La Comisión Europea entiende que la secesión del territorio de un Estado no es contraria al Derecho comunitario europeo y que, por tanto, si un Estado miembro consiente su fragmentación, y con ello la reducción del territorio de la Unión, no está violando el Derecho Europeo. Frente a esta tesis, considero que una interpretación sistemática y finalista de los Tratados conduce a entender lo contrario. Si los Tratados no prohíben los procesos separatistas es porque no se considera necesario hacerlo expresamente, en la medida en que dicha prohibición se deduce de los valores, principios y fines de la Unión. Estos se sintetizan en la voluntad de alcanzar “una unión cada vez más estrecha entre los pueblos europeos”. Es evidente que el fortalecimiento de la Unión es absolutamente incompatible con la fragmentación de los Estados miembros.

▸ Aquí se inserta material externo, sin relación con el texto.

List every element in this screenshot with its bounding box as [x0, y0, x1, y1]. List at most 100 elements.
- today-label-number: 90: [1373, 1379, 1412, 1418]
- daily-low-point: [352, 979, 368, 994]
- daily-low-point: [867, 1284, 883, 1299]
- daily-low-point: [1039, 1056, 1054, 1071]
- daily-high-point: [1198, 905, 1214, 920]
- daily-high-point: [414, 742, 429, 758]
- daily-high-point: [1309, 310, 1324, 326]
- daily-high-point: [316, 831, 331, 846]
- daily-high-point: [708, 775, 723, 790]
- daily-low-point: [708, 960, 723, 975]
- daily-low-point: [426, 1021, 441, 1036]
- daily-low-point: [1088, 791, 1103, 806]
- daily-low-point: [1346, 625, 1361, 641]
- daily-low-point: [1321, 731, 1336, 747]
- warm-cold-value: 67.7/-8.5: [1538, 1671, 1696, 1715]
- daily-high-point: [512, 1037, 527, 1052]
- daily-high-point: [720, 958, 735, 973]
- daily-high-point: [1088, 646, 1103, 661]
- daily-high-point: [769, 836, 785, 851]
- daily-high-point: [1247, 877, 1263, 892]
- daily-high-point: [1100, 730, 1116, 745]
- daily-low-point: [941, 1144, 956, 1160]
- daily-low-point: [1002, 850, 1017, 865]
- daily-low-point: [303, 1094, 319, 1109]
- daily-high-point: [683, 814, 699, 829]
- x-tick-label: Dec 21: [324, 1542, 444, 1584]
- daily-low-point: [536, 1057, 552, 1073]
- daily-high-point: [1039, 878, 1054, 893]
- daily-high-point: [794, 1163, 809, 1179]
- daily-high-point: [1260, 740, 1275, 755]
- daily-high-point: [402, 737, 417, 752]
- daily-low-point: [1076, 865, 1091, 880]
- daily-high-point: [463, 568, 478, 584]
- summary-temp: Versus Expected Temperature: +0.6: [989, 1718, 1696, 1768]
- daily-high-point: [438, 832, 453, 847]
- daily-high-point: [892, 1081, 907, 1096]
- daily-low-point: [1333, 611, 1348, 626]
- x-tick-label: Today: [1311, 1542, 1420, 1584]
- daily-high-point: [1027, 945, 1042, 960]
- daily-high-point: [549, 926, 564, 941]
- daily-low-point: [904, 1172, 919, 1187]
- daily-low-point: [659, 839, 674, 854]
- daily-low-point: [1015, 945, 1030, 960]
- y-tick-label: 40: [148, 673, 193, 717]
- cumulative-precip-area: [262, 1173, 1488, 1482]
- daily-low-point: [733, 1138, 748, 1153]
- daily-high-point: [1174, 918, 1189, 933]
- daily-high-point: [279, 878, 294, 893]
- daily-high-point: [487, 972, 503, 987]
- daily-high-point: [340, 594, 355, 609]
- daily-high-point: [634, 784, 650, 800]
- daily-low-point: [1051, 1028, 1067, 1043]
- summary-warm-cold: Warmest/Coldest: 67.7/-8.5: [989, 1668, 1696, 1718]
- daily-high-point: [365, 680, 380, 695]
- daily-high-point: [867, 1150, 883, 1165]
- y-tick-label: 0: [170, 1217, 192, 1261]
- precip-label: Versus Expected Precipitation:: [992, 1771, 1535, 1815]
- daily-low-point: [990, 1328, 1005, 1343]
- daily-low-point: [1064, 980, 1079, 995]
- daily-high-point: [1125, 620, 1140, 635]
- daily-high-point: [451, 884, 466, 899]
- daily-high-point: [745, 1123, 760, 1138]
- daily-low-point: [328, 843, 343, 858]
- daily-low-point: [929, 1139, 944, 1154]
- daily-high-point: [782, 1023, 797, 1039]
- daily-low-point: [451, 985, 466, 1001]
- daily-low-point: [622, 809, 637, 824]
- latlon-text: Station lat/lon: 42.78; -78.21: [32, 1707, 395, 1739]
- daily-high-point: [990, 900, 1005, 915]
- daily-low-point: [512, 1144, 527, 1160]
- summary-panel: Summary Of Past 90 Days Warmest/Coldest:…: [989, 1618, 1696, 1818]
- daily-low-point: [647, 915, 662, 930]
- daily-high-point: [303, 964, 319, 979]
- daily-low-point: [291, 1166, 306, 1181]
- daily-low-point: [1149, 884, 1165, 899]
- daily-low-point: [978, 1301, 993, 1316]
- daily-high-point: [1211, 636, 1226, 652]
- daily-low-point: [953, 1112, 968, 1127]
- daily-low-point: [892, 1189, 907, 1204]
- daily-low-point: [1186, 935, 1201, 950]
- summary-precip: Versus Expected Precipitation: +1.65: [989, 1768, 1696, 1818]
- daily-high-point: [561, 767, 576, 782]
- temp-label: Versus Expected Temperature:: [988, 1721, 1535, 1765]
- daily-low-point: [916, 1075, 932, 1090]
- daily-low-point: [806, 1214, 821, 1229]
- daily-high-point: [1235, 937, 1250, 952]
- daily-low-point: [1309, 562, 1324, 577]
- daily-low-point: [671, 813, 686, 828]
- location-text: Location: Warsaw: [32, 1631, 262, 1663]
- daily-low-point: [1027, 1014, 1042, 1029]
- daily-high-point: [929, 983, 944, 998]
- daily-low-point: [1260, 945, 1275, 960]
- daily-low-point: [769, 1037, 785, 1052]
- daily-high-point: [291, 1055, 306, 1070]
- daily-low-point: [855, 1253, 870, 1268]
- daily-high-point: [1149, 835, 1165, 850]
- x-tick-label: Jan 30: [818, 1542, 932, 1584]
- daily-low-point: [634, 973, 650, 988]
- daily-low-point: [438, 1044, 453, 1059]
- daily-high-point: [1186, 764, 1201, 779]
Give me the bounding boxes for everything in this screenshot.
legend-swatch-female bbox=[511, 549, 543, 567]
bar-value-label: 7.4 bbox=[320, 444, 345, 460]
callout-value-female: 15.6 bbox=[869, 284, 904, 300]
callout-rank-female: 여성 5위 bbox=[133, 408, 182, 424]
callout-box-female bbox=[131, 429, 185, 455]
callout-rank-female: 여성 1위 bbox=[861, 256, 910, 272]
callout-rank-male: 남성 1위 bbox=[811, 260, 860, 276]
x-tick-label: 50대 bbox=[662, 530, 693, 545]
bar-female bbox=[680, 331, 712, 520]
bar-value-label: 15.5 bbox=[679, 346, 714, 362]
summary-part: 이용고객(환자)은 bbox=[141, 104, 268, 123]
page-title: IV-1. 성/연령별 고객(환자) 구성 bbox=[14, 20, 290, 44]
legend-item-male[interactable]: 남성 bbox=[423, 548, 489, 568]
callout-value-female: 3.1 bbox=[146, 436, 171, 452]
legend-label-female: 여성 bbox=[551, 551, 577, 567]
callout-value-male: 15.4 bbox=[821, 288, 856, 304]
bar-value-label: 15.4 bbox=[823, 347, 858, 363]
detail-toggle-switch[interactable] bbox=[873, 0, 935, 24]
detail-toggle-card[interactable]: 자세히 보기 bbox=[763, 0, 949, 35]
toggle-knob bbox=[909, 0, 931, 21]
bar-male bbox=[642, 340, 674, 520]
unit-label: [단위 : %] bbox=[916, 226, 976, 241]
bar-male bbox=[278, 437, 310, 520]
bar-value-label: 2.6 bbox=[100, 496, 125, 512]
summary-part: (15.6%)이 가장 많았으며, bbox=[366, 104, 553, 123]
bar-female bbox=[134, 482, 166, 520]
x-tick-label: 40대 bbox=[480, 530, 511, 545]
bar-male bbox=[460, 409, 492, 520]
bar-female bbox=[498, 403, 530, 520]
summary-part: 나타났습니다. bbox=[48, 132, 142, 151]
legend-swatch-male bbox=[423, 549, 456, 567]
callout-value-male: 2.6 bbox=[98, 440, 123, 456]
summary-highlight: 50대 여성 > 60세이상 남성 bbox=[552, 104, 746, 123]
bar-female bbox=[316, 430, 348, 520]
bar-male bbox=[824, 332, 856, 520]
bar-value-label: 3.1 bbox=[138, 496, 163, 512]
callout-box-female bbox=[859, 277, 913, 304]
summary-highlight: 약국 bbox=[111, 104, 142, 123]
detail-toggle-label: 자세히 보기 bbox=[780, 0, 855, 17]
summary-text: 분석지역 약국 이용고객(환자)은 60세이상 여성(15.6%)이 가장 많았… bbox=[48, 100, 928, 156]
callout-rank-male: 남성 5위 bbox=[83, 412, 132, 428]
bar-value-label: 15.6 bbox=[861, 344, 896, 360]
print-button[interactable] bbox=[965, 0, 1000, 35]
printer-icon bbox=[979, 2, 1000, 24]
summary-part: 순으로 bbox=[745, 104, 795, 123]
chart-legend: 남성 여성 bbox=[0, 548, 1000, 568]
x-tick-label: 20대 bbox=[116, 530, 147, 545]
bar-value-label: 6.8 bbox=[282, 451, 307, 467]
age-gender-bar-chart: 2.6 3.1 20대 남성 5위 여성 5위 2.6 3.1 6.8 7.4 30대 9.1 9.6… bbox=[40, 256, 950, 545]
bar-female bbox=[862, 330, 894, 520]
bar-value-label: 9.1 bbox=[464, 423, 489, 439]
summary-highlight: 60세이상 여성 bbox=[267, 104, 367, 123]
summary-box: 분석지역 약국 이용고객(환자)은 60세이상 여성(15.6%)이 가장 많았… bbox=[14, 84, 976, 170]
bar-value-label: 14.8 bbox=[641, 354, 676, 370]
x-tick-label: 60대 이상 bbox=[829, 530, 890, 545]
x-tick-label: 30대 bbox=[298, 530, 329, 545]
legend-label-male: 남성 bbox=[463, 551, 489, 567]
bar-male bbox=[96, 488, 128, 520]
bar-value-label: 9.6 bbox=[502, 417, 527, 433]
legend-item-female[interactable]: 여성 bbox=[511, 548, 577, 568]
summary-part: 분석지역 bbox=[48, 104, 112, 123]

Partiendo de que el secesionismo es incompatible con los valores de la Unión Europea,- y para evitar nuevos experimentos que vuelvan a poner a Europa en vilo y en peligro- los Estados miembros podrían y deberían ratificar por unanimidad una reforma del Tratado en la que se estableciera expresamente la prohibición de consentir cualquier secesión dentro de un Estado miembro. Y la prohibición de ingreso de cualquier Estado surgido de la fragmentación de otro. Como la reforma del Tratado es una operación lenta y compleja, mientras esta se tramita, las instituciones europeas, Consejo, Comisión y Parlamento deberían aprobar, cada una en el ámbito de sus competencias, declaraciones en las que se subrayase la incompatibilidad entre la Unión Europea como proyecto integrador y los intentos de fragmentación de los Estados miembros. Y en consecuencia, la negativa a admitir en la Unión a un territorio que se ha independizado de un Estado miembro. Al fin y al cabo, resulta absolutamente incomprensible que quien aspira a una soberanía propia e ilimitada, y para ello quiere independizarse de un Estado, sea admitido en una organización cuya razón de ser y finalidad es, precisamente, compartir la soberanía.

En la Europa del siglo XXI, la ruptura de una comunidad política y la fragmentación de una sociedad no pueden presentarse nunca como un objetivo democrático legítimo. El derecho de secesión sólo puede justificarse –desde un punto de vista ético y jurídico- en el caso de comunidades cuyos miembros no vean respetados sus derechos fundamentales. Y es evidente que no es el caso del Reino Unido ni de España.